El 10 de diciembre de 1981 el ejército salvadoreño llegó al alejado cantón de El Mozote, compuesto por unas 25 casas, en el marco de su ‘Operación Rescate’ contra la güerilla paramilitar del FMLN (Frente Farabundo Martí para la Liberación Nacional). A su llegada, los soldados interrogaron a los lugareños. Durante la noche mantuvieron a la población civil encerrada en sus casas, y a la mañana siguiente reanudaron los interrogatorios. Aquel mismo 11 de diciembre los autóctonos fueron ejecutados deliberada y sistemáticamente. Primero fueron torturados y ejecutados los hombres, luego las mujeres y, finalmente, los niños.

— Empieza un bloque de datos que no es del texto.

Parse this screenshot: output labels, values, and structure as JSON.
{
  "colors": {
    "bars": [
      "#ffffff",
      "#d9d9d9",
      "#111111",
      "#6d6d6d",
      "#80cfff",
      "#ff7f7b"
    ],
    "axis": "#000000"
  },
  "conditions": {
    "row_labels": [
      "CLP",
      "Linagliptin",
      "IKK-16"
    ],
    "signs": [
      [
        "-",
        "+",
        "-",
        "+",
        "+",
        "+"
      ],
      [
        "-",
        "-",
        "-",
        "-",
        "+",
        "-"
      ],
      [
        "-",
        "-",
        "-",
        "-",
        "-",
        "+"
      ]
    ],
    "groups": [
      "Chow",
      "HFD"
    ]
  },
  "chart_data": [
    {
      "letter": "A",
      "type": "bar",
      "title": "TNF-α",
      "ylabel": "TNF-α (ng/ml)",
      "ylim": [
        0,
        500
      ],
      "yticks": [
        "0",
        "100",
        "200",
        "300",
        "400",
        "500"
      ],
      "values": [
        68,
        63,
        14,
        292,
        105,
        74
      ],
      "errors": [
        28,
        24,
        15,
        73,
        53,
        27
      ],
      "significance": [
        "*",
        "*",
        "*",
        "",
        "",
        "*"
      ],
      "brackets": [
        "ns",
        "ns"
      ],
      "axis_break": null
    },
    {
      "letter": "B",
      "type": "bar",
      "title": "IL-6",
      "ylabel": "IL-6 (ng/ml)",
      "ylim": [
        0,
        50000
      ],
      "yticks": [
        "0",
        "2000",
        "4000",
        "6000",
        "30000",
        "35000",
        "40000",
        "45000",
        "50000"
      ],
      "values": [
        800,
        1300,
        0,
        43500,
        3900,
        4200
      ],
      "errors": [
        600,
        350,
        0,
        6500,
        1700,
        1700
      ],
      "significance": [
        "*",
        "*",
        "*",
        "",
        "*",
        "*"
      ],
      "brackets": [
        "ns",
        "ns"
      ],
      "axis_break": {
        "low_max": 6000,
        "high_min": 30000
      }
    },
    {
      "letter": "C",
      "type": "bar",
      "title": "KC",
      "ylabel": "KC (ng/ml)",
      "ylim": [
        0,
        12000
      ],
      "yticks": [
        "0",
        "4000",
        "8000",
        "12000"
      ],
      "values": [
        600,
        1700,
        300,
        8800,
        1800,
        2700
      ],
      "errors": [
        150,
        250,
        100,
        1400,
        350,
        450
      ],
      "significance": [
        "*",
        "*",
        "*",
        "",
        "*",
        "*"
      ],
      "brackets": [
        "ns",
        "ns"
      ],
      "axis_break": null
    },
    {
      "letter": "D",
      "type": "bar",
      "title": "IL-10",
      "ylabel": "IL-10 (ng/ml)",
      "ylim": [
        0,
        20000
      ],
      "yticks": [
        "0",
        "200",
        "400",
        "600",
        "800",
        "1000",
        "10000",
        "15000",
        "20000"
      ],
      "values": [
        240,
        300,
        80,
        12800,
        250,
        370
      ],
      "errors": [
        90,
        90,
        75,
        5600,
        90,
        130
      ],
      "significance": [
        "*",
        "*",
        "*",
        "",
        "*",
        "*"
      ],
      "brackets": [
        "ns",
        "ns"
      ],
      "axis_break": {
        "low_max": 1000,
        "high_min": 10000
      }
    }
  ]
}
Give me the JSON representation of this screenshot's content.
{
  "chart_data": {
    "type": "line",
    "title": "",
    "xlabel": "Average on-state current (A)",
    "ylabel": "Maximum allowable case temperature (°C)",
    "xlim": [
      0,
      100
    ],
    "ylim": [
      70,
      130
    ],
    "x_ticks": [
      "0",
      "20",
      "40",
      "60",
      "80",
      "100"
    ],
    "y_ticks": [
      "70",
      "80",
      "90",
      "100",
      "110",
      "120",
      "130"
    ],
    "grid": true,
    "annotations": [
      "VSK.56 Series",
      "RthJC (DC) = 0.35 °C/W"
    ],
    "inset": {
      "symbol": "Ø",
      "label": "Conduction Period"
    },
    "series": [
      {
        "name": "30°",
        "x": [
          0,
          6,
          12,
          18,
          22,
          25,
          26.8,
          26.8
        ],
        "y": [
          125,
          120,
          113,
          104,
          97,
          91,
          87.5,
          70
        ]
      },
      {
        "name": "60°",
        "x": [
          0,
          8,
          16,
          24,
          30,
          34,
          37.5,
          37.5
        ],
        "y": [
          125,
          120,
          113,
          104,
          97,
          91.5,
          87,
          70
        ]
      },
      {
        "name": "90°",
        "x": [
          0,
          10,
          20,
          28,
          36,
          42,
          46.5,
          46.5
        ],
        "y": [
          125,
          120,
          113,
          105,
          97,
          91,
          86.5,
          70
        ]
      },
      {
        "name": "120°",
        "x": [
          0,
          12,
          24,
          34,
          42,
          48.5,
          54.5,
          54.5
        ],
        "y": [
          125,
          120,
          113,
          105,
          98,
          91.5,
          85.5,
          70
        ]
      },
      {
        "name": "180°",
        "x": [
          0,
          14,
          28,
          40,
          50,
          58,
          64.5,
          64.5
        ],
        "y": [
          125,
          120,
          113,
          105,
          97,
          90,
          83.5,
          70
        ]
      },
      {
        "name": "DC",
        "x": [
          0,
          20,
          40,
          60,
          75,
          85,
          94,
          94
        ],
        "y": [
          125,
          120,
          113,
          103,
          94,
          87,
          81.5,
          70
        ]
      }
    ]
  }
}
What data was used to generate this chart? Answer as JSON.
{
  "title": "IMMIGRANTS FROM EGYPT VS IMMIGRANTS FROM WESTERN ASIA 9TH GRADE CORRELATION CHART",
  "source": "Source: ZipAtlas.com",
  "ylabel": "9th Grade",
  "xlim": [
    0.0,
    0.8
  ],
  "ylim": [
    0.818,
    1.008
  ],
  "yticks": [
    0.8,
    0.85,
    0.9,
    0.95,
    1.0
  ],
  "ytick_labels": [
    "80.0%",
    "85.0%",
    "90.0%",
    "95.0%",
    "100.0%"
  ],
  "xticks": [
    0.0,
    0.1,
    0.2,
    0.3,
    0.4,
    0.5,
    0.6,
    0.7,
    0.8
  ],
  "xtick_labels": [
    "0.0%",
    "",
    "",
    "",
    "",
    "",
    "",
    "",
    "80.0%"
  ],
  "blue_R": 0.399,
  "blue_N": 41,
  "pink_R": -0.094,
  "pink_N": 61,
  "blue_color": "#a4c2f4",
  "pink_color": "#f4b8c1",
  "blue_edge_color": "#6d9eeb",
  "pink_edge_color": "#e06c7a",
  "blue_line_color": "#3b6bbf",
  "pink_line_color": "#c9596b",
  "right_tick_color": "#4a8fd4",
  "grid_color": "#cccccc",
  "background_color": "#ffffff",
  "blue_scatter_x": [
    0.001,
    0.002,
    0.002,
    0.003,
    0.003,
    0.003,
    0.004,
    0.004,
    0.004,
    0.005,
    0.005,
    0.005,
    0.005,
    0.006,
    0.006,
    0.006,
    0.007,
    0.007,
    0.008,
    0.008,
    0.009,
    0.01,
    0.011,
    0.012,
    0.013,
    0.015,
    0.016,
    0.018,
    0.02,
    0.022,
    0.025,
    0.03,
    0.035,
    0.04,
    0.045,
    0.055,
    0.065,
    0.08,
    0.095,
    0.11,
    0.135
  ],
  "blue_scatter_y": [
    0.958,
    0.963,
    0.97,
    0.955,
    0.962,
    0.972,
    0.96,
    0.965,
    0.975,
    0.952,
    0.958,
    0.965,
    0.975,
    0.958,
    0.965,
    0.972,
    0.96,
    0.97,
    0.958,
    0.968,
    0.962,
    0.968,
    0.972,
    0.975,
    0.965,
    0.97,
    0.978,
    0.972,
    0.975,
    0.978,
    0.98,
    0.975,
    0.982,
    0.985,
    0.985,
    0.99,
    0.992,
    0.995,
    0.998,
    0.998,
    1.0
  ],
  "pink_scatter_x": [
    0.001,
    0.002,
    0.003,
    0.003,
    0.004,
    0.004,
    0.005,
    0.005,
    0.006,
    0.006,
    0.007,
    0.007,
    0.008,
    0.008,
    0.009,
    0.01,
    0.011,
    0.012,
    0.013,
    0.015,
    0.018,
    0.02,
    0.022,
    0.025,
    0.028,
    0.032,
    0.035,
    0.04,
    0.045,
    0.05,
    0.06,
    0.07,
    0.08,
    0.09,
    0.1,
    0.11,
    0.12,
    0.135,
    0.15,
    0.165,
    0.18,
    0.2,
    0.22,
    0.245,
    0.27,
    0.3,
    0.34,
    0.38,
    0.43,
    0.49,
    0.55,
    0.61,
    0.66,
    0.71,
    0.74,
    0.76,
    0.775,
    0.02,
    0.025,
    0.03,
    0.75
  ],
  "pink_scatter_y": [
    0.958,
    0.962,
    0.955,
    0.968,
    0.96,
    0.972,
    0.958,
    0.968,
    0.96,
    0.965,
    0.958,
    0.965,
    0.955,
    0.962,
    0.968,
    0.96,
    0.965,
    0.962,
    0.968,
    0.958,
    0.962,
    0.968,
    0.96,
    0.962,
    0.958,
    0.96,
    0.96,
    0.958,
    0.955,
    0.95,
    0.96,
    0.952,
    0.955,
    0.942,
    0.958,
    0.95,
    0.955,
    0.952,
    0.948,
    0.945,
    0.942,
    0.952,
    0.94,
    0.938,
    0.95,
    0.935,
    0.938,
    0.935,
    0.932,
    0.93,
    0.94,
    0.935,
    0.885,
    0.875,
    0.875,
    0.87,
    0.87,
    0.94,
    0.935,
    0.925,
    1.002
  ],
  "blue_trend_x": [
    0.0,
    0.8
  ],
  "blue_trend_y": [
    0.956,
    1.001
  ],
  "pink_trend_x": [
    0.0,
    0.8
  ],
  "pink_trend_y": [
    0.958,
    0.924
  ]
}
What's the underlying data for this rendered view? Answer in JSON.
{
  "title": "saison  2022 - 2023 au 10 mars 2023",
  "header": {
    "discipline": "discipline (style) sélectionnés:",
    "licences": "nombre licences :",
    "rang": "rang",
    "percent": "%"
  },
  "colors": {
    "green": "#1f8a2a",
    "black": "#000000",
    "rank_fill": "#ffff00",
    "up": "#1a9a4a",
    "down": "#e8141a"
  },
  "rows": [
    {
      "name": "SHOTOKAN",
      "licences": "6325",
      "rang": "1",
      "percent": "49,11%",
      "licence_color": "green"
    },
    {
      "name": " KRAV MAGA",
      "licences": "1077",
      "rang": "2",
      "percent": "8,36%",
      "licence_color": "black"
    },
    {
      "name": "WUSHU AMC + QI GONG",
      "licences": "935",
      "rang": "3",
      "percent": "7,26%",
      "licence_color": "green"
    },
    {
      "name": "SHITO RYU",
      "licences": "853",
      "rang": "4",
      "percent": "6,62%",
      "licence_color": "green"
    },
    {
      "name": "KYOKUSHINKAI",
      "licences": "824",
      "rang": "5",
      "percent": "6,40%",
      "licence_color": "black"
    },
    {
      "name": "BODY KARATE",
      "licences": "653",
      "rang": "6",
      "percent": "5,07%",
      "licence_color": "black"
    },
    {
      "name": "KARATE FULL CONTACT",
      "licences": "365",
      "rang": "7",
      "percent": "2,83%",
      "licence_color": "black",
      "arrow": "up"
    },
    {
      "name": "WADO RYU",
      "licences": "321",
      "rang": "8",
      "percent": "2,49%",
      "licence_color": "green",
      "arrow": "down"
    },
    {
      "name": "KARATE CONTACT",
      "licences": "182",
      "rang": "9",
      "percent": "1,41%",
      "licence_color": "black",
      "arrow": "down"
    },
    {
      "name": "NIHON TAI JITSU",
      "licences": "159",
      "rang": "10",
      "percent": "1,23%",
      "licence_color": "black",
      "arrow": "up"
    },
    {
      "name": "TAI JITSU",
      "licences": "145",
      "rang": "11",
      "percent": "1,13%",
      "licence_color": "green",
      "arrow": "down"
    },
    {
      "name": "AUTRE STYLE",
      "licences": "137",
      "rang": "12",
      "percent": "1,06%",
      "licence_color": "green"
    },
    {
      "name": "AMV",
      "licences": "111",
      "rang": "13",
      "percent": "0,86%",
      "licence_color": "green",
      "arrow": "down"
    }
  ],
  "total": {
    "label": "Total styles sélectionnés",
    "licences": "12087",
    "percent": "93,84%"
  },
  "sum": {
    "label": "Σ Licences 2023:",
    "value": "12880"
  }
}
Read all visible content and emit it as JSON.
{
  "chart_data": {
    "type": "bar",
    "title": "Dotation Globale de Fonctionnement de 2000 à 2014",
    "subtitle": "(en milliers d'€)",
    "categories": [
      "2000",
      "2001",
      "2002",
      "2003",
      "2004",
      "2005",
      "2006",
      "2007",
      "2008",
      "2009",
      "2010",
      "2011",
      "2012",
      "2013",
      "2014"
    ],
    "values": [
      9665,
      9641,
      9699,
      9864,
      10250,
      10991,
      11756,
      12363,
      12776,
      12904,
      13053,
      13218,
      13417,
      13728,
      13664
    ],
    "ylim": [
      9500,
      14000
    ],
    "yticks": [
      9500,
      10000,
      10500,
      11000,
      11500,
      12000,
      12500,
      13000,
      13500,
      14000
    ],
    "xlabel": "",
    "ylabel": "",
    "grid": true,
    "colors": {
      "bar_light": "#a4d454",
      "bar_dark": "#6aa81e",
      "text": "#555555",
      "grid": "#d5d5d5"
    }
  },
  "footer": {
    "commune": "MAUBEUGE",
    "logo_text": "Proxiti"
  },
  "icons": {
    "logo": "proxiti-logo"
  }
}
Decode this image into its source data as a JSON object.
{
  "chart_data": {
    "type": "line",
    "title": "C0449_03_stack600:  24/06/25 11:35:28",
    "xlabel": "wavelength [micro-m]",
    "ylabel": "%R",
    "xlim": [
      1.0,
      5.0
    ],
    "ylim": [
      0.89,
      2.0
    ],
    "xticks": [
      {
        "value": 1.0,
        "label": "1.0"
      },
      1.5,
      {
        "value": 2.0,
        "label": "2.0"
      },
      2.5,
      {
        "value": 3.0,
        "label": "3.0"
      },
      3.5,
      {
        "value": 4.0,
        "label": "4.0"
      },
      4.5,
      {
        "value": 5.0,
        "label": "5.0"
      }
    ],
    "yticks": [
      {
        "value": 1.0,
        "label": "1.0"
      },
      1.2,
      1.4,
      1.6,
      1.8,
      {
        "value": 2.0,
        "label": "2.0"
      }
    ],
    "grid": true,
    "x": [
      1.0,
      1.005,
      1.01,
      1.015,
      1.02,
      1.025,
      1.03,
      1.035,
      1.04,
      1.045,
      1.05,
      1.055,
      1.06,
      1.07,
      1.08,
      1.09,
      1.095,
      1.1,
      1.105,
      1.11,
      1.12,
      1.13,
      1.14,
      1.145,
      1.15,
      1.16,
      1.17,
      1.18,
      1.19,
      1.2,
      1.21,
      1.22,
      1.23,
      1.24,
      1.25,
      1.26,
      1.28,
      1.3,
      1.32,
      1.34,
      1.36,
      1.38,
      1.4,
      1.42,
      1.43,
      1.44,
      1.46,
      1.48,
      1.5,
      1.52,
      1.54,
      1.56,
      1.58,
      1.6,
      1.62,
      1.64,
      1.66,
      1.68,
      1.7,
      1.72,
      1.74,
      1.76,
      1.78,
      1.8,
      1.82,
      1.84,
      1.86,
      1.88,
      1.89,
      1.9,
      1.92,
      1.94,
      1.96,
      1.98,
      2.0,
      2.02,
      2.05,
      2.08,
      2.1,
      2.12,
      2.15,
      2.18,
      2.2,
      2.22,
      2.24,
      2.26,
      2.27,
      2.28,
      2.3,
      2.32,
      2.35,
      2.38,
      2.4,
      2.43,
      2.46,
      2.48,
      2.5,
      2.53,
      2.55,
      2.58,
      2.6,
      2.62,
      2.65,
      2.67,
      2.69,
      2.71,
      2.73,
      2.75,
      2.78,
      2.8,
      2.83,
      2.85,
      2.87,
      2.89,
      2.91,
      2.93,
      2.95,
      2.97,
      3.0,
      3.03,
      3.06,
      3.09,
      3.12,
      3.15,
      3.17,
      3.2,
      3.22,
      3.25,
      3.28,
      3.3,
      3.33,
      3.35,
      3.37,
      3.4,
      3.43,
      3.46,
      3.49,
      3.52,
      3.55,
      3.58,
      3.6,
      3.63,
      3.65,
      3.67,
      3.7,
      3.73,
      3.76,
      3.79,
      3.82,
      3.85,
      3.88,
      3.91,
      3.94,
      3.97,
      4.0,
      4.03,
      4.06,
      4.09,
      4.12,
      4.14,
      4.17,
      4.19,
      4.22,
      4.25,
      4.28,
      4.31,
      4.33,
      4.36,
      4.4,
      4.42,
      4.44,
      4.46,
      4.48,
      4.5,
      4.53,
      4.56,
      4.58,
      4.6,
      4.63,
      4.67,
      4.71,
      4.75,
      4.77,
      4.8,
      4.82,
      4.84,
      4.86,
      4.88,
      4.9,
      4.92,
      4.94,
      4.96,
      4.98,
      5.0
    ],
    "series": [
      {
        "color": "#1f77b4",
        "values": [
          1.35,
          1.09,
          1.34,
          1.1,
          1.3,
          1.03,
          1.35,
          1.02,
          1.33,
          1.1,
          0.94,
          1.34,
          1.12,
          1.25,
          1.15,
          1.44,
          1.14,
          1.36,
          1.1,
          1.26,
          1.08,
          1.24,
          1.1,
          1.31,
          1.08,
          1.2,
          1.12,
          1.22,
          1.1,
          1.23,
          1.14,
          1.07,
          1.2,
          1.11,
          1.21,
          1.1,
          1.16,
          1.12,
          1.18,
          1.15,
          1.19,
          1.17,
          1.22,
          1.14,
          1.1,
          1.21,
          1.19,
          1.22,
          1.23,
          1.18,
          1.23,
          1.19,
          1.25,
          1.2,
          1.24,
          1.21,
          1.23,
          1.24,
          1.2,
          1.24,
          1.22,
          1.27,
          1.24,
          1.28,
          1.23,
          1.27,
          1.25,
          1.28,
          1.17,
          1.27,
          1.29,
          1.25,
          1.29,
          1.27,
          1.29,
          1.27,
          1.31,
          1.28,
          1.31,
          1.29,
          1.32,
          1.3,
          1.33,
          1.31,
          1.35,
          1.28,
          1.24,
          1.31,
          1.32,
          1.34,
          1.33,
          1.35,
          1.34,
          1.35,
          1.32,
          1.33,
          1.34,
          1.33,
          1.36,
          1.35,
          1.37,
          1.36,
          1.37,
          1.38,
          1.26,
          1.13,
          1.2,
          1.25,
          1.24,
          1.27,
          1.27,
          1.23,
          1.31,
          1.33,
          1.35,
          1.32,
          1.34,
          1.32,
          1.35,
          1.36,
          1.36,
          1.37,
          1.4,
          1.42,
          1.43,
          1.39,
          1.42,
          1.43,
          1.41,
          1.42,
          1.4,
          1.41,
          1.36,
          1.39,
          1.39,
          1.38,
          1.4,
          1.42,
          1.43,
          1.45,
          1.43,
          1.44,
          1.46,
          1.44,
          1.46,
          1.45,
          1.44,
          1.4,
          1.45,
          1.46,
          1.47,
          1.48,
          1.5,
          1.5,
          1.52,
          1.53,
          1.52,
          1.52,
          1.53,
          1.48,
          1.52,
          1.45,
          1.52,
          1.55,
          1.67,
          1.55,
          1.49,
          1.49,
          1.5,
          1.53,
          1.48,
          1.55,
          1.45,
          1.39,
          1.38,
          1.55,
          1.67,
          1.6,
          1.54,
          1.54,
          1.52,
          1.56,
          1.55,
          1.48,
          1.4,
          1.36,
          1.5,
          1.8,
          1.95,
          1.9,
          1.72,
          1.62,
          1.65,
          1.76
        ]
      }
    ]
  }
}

Entre el 11 y el 13 de diciembre en la zona del Mozote, los cantones La Joya y Cerro Pando y los caseríos La Ranchería, Los Toriles y Jocote Amarillo incluidos, fallecieron más de 900 campesinos salvadoreños. La cifra aumenta si se tienen en cuenta las víctimas no identificadas.

Las primeras noticias sobre la masacre del Mozote afloraron un mes y medio después en ‘The New York Times’ y ‘Washington Post’. Ambos reportajes, que recogían el testimonio de algunos supervivientes de la tragedia, hablaban de una gran matanza de civiles indefensos a manos de las Fuerzas Armadas del país. El conservador ‘Wall Street Journal’, al igual que las autoridades estadounidenses, pusieron en duda la veracidad de la información. Por su parte, el gobierno salvadoreño negó todas las acusaciones aduciendo que se trataba de un intento de perjudicar la imagen del país llevado a cabo por periodistas de tendencia comunista.

El gobierno continuó negando la masacre hasta 1992, cuando el Equipo Argentino de Antropología Forense, un grupo de antropólogos experimentados por su labor en la exhumación de víctimas de la  dictadura militar argentina (1976-1983), desenterraron en la zona numerosas osamentas. Tras analizar rigurosamente los orificios de bala, las fracturas que mostraban los huesos y la posición en que habían quedado los cuerpos, confirmaron que se hallaban ante los restos de una masacre.

En aquel entonces, el Gobierno de El Salvador cambió la postura: dejó de negar la matanza, pero constató la desaparición de los archivos militares de la época, lo que hacía imposible identificar a los responsables de la carnicería. También argumentó que, aunque se lograra determinar su identidad, los autores habrían estado amparados por la Ley de amnistía que otorga la extinción de la responsabilidad penal sobre crímenes de guerra, y, por lo tanto, no estarían sujetos a juicio.

La situación cambió recientemente, cuando el presidente actual del país, Mauricio Funes Cartagena, pidió perdón a los familiares de las víctimas a mediados de enero de 2012. Mencionó como responsables de la matanza al teniente coronel Domingo Monterrosa Barrios, al lugarteniente José Azmitia y al teniente coronel Natividad de Jesús Cáceres.

“El Ejército sometió a muchas de las víctimas a tortura y violaciones sexuales. Aproximadamente la mitad de las víctimas eran niños y niñas (…) Cientos de víctimas sobrevivientes tuvieron que desplazarse de manera forzada y desde entonces no han regresado a su comunidad”, señala el texto de la demanda que será examinada en la Corte Interamericana de Derechos Humanos esta semana.

El documento reclama determinar quiénes fueron los responsables de la masacre y aplicarles las sanciones correspondientes. Solicita también que se mejoren las condiciones de vida en las zonas afectadas, que permanecen abandonadas desde hace 30 años. Según detalla la abogada Gisela de León, del Centro por la Justicia y el Derecho Internacional, en el marco de las audiencias serán presentados tres testimonios de supervivientes de las matanzas.

La guerra civil de El Salvador, que se prolongó entre los años 1979 y 1992, costó vida a unas 75.000 personas, desapariciones incluidas. Se estima que hasta un 80% de las víctimas de los crímenes de guerra fueron civiles. El conflicto armado concluyó en enero de 1992, con la firma de un acuerdo de paz que permitió la desmovilización de las fuerzas guerrilleras y su legalización como parte del sistema político del país.